[Lingtyp] Seats of emotions: experiencer pronouns, body-part collocations and similar

Kelsie Elizabeth Pattillo kelsie at uwm.edu
Sun Jun 28 19:47:05 UTC 2015


Along with the references Nick Enfield sent out, I'd also recommend

-Kraska-Szlenk, Iwona. 2014. Semantics of Body Part Terms: General Trends and Case Study of Swahili. Munich: Lincolm.

-Brenzinger, Matthias and Iwona Kraska-Szlenk. 2014. The Body in Language. Brill.

-Kraska-Szlenk, Iwona. 2014. Semantic extensions of body part terms: common patterns and their interpretation. Language Sciences. 44. 15-39.

-Maalej, Zougheir and Ning Yu (eds.). 2011. Embodiment via Body Parts: Studies from Various Languages and Cultures. Amsterdam: John Benjamins.

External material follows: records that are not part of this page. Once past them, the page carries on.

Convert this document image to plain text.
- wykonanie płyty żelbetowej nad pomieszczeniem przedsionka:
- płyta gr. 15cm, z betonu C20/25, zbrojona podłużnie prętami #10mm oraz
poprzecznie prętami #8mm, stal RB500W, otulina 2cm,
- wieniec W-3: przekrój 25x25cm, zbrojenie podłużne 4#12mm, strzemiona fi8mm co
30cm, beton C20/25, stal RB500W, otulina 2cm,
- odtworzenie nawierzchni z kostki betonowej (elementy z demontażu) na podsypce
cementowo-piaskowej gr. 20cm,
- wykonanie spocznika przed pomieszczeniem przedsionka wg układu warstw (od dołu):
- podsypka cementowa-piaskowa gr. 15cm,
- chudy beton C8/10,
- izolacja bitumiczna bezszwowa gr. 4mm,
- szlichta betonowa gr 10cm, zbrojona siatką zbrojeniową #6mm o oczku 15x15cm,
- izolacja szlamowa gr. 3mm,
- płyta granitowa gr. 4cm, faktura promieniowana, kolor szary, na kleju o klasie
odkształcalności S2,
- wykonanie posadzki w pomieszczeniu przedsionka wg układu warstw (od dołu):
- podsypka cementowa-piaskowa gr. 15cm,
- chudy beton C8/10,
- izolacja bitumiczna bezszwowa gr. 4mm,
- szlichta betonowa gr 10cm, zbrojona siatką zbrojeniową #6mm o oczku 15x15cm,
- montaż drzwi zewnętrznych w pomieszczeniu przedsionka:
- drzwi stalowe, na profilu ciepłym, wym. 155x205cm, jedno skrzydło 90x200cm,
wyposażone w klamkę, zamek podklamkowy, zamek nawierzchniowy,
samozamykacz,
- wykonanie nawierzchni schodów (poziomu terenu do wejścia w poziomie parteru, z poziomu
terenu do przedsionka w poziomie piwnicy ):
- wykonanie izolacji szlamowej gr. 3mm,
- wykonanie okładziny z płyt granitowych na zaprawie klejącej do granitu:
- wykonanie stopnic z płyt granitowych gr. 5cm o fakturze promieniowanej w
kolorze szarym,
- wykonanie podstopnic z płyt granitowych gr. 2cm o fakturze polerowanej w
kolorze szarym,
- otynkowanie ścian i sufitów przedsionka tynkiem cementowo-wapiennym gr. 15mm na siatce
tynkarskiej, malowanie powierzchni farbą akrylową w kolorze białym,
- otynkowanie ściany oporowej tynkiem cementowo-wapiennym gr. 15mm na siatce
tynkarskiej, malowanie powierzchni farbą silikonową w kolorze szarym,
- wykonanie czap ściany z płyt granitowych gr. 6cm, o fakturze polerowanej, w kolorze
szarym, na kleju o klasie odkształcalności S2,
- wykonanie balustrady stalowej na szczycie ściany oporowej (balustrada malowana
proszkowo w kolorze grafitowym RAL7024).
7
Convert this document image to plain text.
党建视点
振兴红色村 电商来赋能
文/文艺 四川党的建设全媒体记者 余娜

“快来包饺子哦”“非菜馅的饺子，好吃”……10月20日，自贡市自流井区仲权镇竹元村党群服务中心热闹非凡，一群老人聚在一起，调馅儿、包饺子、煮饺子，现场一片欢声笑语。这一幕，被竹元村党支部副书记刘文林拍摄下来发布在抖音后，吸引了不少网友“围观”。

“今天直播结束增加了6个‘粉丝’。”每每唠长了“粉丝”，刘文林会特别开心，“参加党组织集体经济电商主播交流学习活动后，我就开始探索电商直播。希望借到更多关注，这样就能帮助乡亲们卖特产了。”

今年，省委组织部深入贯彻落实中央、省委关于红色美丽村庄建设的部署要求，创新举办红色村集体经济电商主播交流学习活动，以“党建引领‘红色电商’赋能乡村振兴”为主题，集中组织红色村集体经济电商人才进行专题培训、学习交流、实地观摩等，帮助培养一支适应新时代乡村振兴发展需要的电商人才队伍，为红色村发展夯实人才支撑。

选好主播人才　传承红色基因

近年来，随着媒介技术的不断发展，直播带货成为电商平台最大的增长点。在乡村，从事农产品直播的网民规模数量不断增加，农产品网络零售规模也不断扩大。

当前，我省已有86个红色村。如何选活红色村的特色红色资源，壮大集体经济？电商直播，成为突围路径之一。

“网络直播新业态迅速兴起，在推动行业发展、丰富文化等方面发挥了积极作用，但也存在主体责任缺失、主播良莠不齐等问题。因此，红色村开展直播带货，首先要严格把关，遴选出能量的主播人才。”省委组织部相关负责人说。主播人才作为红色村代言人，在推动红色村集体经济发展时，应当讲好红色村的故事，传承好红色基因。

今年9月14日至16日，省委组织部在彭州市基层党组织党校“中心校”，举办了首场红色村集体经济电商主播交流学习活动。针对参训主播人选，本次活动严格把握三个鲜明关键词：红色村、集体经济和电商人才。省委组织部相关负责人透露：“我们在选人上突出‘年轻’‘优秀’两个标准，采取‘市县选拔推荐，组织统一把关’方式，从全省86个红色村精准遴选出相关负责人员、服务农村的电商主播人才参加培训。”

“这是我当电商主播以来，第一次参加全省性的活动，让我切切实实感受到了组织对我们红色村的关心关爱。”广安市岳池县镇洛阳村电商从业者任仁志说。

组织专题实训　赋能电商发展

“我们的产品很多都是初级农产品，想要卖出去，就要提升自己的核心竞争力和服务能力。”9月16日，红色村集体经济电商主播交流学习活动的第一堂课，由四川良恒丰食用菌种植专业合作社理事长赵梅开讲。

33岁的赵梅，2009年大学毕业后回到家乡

I recommend starting with the Language Sciences article for a good overview of patterns described in the literature as well as many examples from Polish and Swahili. The Semantics of Body Part Terms will provide more cross-linguistic examples and the Swahili data presented in part two should also be helpful. The other titles present chapters on various languages which may or may not be helpful to your paper. I attached a review of Semantics of Body Part Terms I recently wrote for the LinguistList in case it is helpful of determining whether or not you want to read the book.


-Kelsie


________________________________
From: Lingtyp <lingtyp-bounces at listserv.linguistlist.org> on behalf of Kilu von Prince <watasenia at gmail.com>
Sent: Saturday, June 27, 2015 3:39 AM
To: LINGTYP at listserv.linguistlist.org
Subject: [Lingtyp] Seats of emotions: experiencer pronouns, body-part collocations and similar

Dear colleagues,

I'm working on an article on expressions of emotions that require an idiosyncratic combination of a subject (typically a body-part) and predicate (typically with a more general meaning such as `be good', `be sweet', `hurt' or similar), as exemplified by the following structure from Oceanic Daakaka:

(1) yu-on mwe yaa
inside.of-3S.POSS REAL hurt
`he/she is angry'

I am aware of a few other, typologically diverse languages that show such structures: Acholi (Bavin 1996), Hmong (Clark 1996) and Anywa (Reh 1996), which is described to have `experiencer pronouns'.

I would like to know:
1) if you know of other languages with such structures; and
2) how are the corresponding nominal notions expressed in these languages (anger, happiness, sadness, love)?

Of course, I'll be happy to cite your published work or cite your personal communication as a source, unless you specify otherwise.

Regards,
Kilu

References:
Bavin, Edith L. 1996. Body parts in Acholi: alienable and inalienable distinctions and extended uses. In: Chappell, Hilary, & McGregor, William (eds), ?e grammar of inalienability: A typological perspective on body part terms and the part-whole relation. Berlin, New York: De Gruyter Mouton.

Clark, Marybeth. 1996. Where do you feel? - stative verbs and body-part terms in Mainland Southeast Asia. In: Chappell, Hilary, & McGregor, William (eds), ?e grammar of inalienability: A typological perspective on body part terms and the part-whole relation. Berlin, New York: De Gruyter Mouton.

Reh, Mechthild. 1996. Anywa language. Description and internal reconstructions. (Nilo-Saharan, 11.). Köln: Rüdiger Köppe.